Advogado mobiliza TSE contra o PL e afirma ter sido impedido de concorrer à Presidência
Segundo Adailton Miranda Cavalcante, o dirigente do partido não formalizou sua filiação ao partido, feita pela internet

Foto: Divulgação/Campanha de Flávio Bolsonaro
Um advogado mobilizou o Tribunal Superior Eleitoral (TSE) contra o Partido Liberal por um "ato ilegal e abusivo" cometido pelo presidente nacional Valdemar Costa Neto, que não formalizou sua filiação ao partido, feita pela internet.
Segundo a coluna Demétrio Vecchioli, do Metrópoles, havia urgência no julgamento, segundo ele, para que pudesse se colocar como pré-candidato à Presidência da República pelo PL e competir “em paridade de armas” com Flávio Bolsonaro.
O advogado é identificado como Adailton Miranda Cavalcante e tem registro em São Paulo. Ele foi julgado inicialmente pelo ministro Kassio Nunes Marques, presidente do TSE, que negou um pedido de liminar no dia da convenção nacional do PL que escolheu Flávio Bolsonaro como candidato.
Após a recusa, Cavalcanti entrou com um mandado de segurança, que foi julgado na última segunda-feira (3) pelo ministro Dias Toffoi, mas novamente foi rejeitado.
Segundo o advogado, ele se filiou ao PL em 4 de abril de 2026, através do site do partido. No entanto, conforme apresentado no processo, o sistema do TSE emitia certidão negativa de filiação. Por esse motivo, entrou com ação na zona eleitoral de São Bernardo do Campo (SP) para que seu nome fosse incluído em uma lista especial de filiados.

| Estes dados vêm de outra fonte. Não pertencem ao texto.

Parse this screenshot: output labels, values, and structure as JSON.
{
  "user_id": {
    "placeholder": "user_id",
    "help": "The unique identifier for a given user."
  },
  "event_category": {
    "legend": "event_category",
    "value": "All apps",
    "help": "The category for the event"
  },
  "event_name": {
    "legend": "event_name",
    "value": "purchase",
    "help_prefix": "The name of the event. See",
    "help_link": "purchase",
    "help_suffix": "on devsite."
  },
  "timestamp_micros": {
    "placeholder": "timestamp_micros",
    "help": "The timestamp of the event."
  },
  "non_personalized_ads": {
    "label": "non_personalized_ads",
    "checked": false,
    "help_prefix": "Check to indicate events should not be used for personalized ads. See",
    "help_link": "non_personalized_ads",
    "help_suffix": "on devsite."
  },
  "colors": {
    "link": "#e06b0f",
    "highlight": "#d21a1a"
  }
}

De acordo com Adailton Miranda Cavalcante, o PL indeferiu administrativamente sua filiação e exigiu o envio de documentos. Como consequência, o excluiu da lista de pré-candidatos à Presidência faltando cinco dias para a convenção do partido.
Para o advogado, a sua exclusão sumária da lista viola o princípio da igualdade de chances, uma vez que ele tinha o direto de submeter seu nome à convenção partidária com Flávio Bolsonaro.
Na justificativa para rejeitar o pedido, Toffoli alegou que não compete à Justiça Eleitoral apreciar questões interna corporis dos partidos, a não ser que a decisão produza reflexos no processo eleitoral. E que o nome de José Adailton Miranda Cavalcante sequer foi submetido às convenções partidárias.